Female board members just as experienced as men

Feb 28 2008 by Nic Paton Print This Article

The notion that women appointed to corporate boards tend to bring less experience to the table than their male counterparts is bunkum, a new study has suggested.

In fact the experience they bring is simply different to that of men, the research by academics at the Neeley School of Business in Texas and Cranfield School of Management in the UK have concluded.

The research examined new appointees to the boards of the FTSE-100's most highly capitalised blue-chip firms in the U.K, including all 72 women appointed to boards during 2001-04.

It then compared its findings with those of 72 men randomly selected from the 470 appointed during the same time-frame.

Of all 144 directors studied, demographics, educational background, business reputation, international experience and previous board experience were all taken into account.

The career sectors the directors had worked in, such as international, financial, management consulting, public sector and voluntary or charity, were also examined.

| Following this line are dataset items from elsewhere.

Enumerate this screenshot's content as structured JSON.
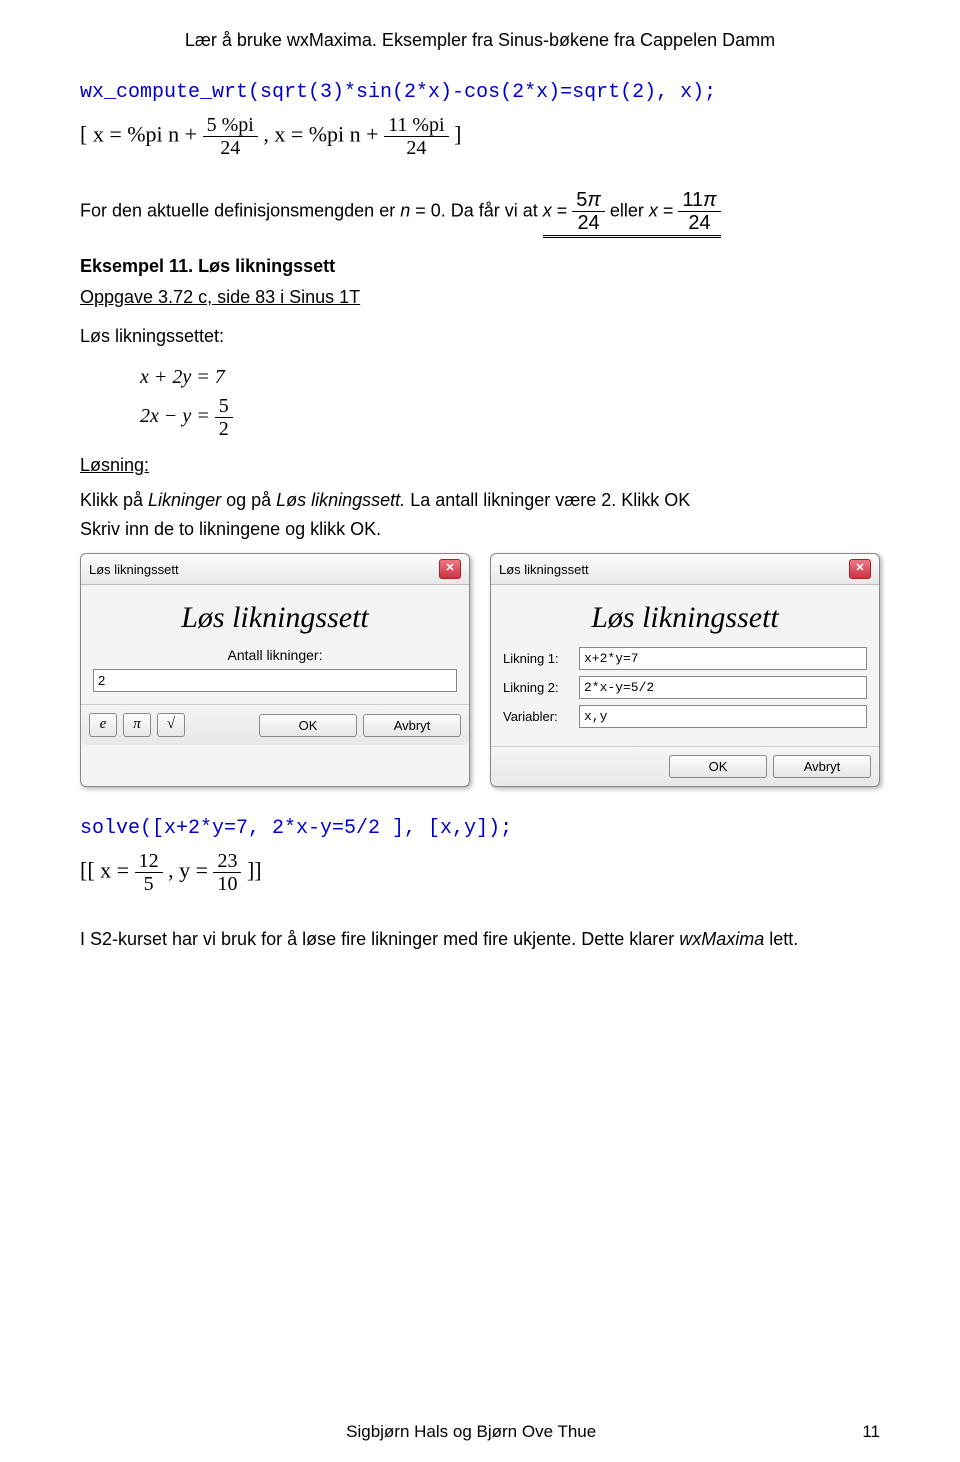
{
  "header": "Lær å bruke wxMaxima. Eksempler fra Sinus-bøkene fra Cappelen Damm",
  "code1": "wx_compute_wrt(sqrt(3)*sin(2*x)-cos(2*x)=sqrt(2), x);",
  "out1_left": "[ x = %pi n +",
  "out1_f1_num": "5 %pi",
  "out1_f1_den": "24",
  "out1_mid": " , x = %pi n +",
  "out1_f2_num": "11 %pi",
  "out1_f2_den": "24",
  "out1_right": " ]",
  "p1a": "For den aktuelle definisjonsmengden er ",
  "p1n": "n",
  "p1b": " = 0. Da får vi at ",
  "p1x1": "x",
  "p1eq": " = ",
  "f5": "5",
  "pi": "π",
  "d24": "24",
  "eller": " eller ",
  "p1x2": "x",
  "f11": "11",
  "section": "Eksempel 11. Løs likningssett",
  "task": "Oppgave 3.72 c, side 83 i Sinus 1T",
  "prompt": "Løs likningssettet:",
  "eq1": "x + 2y = 7",
  "eq2a": "2x − y = ",
  "eq2num": "5",
  "eq2den": "2",
  "losning": "Løsning:",
  "instr1a": "Klikk på ",
  "instr1b": "Likninger",
  "instr1c": " og på ",
  "instr1d": "Løs likningssett.",
  "instr1e": " La antall likninger være 2. Klikk OK",
  "instr2": "Skriv inn de to likningene og klikk OK.",
  "dlg1": {
    "title": "Løs likningssett",
    "big": "Løs likningssett",
    "label": "Antall likninger:",
    "value": "2",
    "ok": "OK",
    "cancel": "Avbryt"
  },
  "dlg2": {
    "title": "Løs likningssett",
    "big": "Løs likningssett",
    "l1": "Likning 1:",
    "v1": "x+2*y=7",
    "l2": "Likning 2:",
    "v2": "2*x-y=5/2",
    "l3": "Variabler:",
    "v3": "x,y",
    "ok": "OK",
    "cancel": "Avbryt"
  },
  "code2": "solve([x+2*y=7, 2*x-y=5/2   ], [x,y]);",
  "out2_open": "[[ x =",
  "out2_n1": "12",
  "out2_d1": "5",
  "out2_mid": ", y =",
  "out2_n2": "23",
  "out2_d2": "10",
  "out2_close": "]]",
  "closing_a": "I S2-kurset har vi bruk for å løse fire likninger med fire ukjente. Dette klarer ",
  "closing_b": "wxMaxima",
  "closing_c": " lett.",
  "footer_left": "Sigbjørn Hals og Bjørn Ove Thue",
  "footer_right": "11",
  "sym_e": "e",
  "sym_pi": "π",
  "sym_sqrt": "√"
}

What the research found was intriguing. Female directors were much more likely to have MBA degrees than their male peers, and were twice as likely to have earned their degrees from elite institutions.

Male directors generally had much more experience of FTSE-100 boards, yet female directors generally had more experience of FTSE-100 to FTSE-350 boards and international boards.

The female directors had more experience than men, (62.5 per cent against 38.9 per cent) of other types of boards.

The women polled also had a higher likelihood of having a portfolio of career experiences than did the men.

They were likely to have held senior positions both in the private and public sectors, such as in major businesses, government, non-profit organisations, and educational institutions. The men, by comparison, had typically been more singularly focused.

Yet the primary reason men still vastly outnumbered women in corporate boardrooms was that the outdated assumption still persisted that women did not possess the high-level experience necessary to join those hallowed ranks, argued Dr Siri Terjesen, assistant professor of management at the school, which is part of Texas Christian University in Fort Worth.

"It has long been assumed that women possess less business experience than men, and that's the number-one myth we debunked," she said.

"Women are often asked to be on smaller boards and community boards, and are also more likely to take short-term or part-time contracts that help accumulate facets to their experience," she explained.

"They say yes more often to different things. This provides a diverse set of career skills they can bring to their boards," she added.

In recent years, women had slowly been making headway in the boardroom, particularly as non-executive directors, she pointed out.

According to the study, women in 2006 comprised 13.7 per cent of FTSE-100 non-executive directors, up from 9.6 per cent in 2001.

The incidence of female executive directors, however, increased only marginally, to 3.8 per cent in 2006 from 2 per cent in 2001.

This showed women were still not making it into the highest echelons of FTSE-100 directorship, to positions such as chief executive, chief finance officer or chief operating officer, regardless of the depth and breadth of their previous senior-level experience at smaller firms and other organisations, Terjesen argued.

Yet there were increasing numbers of highly-qualified women knocking on boardroom doors, and more major corporations needed to realise the value of inviting them inside, she suggested.

"Corporate scandals such as Enron and WorldCom directed attention to the people on the boards. This led to new guidelines requiring more outsiders on boards. Firms with more directors from outside the company have higher levels of corporate governance," said Terjesen.

"Earlier research shows that companies with more women on their boards tend to perform better," she added.

The study, entitled Newly Appointed Directors in the Boardroom: how do men and women differ?, will be published in an forthcoming issue of the European Management Journal.